Thu. Jan 30th, 2025


Container with US flag (photo: FreePik, Pablographix) Leit zins Fed Current: First interest decision 2025 after Trump took office

Will import tariffs increase inflation? (Photo: Freepik, Pablographix)

Washington – money is important in the economy – but worth nothing without trust. Independent central banks worldwide have been established as an important trust factor. The US president now shakes this pillar. Today the Fed decides for the first time after Trump’s taking office.

“I will ask for the interest to be reduced immediately”, Trump sounded last week. However, nobody expects the US Federal Reserve to deviate from a calm hand policy and reduces the key interest rate from the current range at 425 to 450 basis points.

Increasing inflation and strong job growth in December

A lot of data suggests a break: in December it is inflation rose by 0.2 to 2.9 percent in the 12-month comparison. The core rate without energy and food is 3.2 percent, far beyond the 2 percent goal. And the Labor market is robust with 256,000 new jobs.

Unlike Trump, his finance minister Scott Bessent recently in front of MPs pronounced for an independent central bank. Fed boss Jerome Powell does not assumethat the US President can dismiss him. He will not meet a request for resignation.

Powell: Fed is politically neutral – Trump’s plans do prices?

The President of the central bank, attacked by Trump in his first term, also made it clear: “We do not serve a politician, no political personality, no matter, no topic, nothing. It is all about maximum employment and price stability in the interest of all Americans. ”

Trump’s government style promises uncertainty. In the opinion of experts, many of his intentions are likely to heat the inflation: this includes tariffs, deportation of migrants, but also deregulation and tax cuts – which can also further boost the already strong economy.

Analyst: Interest cuts March and June-Current Fed forecast

In view of the many imponderables, he regarded the meeting in January as a placeholder with which the Fed is freedom of choice, thinks Mark CabanaAnalyst at the Bank of America. And Bradley Saunders, economists at Capital Economics, expects interest reductions from the Fed in March and June.

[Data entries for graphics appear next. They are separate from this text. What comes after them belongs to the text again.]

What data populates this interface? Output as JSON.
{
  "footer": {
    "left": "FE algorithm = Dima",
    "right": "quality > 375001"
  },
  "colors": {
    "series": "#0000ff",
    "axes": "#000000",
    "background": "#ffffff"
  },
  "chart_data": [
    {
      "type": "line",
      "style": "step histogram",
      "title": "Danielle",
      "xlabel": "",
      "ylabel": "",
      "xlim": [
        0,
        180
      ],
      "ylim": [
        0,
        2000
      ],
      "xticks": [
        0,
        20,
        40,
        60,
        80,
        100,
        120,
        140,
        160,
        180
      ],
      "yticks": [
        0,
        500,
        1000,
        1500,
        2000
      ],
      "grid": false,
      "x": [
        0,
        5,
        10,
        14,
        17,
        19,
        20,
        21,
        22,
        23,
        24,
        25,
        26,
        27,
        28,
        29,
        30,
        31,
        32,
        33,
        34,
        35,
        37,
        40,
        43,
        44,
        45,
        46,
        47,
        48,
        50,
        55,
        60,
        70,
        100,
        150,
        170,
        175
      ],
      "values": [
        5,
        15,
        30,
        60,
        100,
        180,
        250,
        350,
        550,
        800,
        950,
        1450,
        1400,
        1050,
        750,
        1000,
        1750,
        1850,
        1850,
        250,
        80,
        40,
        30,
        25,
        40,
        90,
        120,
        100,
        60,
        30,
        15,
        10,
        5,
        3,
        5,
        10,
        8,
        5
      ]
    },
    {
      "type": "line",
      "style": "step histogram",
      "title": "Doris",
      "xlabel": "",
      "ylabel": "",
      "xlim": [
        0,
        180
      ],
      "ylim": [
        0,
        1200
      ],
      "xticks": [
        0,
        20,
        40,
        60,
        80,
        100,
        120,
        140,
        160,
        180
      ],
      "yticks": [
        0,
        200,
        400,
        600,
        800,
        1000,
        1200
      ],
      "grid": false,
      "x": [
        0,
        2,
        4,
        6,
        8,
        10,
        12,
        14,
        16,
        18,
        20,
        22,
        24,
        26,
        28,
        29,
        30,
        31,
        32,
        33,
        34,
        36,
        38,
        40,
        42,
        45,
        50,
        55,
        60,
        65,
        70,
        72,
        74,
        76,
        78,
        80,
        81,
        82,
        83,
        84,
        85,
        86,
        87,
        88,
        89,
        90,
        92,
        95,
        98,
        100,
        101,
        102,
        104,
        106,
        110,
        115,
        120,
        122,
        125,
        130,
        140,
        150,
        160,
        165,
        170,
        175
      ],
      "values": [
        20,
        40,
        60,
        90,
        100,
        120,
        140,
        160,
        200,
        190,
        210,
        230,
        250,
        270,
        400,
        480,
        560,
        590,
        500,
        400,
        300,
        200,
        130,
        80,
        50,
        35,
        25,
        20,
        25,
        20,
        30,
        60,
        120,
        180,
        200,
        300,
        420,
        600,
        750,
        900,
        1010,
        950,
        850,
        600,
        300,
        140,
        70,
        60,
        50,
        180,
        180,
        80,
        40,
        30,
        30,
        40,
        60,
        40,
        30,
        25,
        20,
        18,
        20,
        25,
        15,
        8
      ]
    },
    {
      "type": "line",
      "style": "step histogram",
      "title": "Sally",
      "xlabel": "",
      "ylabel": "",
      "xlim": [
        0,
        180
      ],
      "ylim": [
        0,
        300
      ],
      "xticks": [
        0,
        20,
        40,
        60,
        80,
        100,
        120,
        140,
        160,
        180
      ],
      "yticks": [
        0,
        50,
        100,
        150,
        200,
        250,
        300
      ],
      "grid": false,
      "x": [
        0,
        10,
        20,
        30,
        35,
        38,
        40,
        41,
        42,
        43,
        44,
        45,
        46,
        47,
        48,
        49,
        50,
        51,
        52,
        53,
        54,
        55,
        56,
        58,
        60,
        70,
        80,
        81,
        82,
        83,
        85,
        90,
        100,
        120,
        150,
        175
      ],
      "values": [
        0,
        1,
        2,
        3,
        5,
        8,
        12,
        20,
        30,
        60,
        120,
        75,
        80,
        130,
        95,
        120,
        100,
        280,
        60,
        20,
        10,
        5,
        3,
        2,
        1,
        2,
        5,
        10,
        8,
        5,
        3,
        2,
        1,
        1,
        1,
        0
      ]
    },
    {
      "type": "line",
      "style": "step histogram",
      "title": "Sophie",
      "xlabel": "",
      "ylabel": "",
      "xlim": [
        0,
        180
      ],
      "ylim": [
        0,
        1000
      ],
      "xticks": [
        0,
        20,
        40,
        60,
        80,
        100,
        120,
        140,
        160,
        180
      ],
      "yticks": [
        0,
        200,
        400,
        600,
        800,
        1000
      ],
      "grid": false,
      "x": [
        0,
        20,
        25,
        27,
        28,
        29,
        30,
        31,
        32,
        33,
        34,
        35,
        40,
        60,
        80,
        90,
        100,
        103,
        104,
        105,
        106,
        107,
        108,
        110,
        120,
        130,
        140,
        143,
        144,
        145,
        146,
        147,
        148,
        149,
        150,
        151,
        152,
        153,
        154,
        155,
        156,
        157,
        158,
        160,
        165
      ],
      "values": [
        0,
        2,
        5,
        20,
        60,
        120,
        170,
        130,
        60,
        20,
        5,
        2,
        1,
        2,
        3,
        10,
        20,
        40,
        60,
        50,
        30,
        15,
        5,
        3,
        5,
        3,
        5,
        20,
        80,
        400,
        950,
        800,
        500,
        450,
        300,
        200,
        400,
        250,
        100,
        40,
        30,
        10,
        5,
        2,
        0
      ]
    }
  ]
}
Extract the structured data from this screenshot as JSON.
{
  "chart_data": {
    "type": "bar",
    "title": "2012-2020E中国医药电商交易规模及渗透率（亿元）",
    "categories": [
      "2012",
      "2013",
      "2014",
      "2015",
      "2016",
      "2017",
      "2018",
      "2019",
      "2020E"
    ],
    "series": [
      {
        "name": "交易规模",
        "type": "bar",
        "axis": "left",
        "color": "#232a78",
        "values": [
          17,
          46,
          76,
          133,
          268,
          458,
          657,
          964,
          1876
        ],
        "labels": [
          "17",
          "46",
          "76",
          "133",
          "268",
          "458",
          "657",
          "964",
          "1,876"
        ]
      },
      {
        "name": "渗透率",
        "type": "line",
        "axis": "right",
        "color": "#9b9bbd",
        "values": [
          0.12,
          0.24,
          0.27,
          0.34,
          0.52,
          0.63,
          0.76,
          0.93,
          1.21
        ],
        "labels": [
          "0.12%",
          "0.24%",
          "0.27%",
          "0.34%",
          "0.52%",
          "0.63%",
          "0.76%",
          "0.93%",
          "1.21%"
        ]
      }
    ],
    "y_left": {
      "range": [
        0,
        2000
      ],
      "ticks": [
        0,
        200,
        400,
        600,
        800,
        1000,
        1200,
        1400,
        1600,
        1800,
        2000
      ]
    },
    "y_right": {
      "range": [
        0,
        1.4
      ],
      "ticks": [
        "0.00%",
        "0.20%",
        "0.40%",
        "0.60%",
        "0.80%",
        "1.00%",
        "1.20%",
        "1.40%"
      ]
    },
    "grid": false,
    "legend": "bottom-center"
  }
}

The Fed decision-makers already have possible trump measures in their December forecast taken into account. They corrected the number of expected interest steps and only expect 2 interest rate reductions in 2025 – previously the estimate was 4 reductions in the level of key interest rate.

Governor: tariffs no risk of inflation – forecast of the Fedwatch Tools

However: some actors such as Fed governor Christopher Waller Any tariffs speak an inflationary effect. The Republican used by Trump 2020 does not believe that tariffs influence his view of monetary policy. Interest cuts in the first half of the year are possible.

Hardly any of them bet on an interest rate reduction at the appointment markets: that CME fedwatch tool Earn the chance that the Fed today will keep the key interest rate stable at 4.25 to 4.5 percent. Even for the March session, the probability of this is high at a high 69.6 percent. (As of January 28, 4:50 p.m. CET)


By Michael Somers

Michael Somers is a finance expert and passionate writer dedicated to simplifying the world of money. With a wealth of knowledge and a flair for breaking down complex financial concepts, Michael crafts articles that help readers make informed decisions about their finances. From personal budgeting and investment strategies to navigating the stock market, understanding cryptocurrency, and planning for retirement, Michael covers all aspects of finance with clarity and precision. His work bridges the gap between technical expertise and everyday financial needs, making money management accessible to everyone. Whether you're a seasoned investor, a young professional starting your financial journey, or someone looking to improve their money habits, Michael’s articles provide valuable insights and actionable advice. Join him as he explores the trends, tools, and tips to help you achieve financial freedom and security.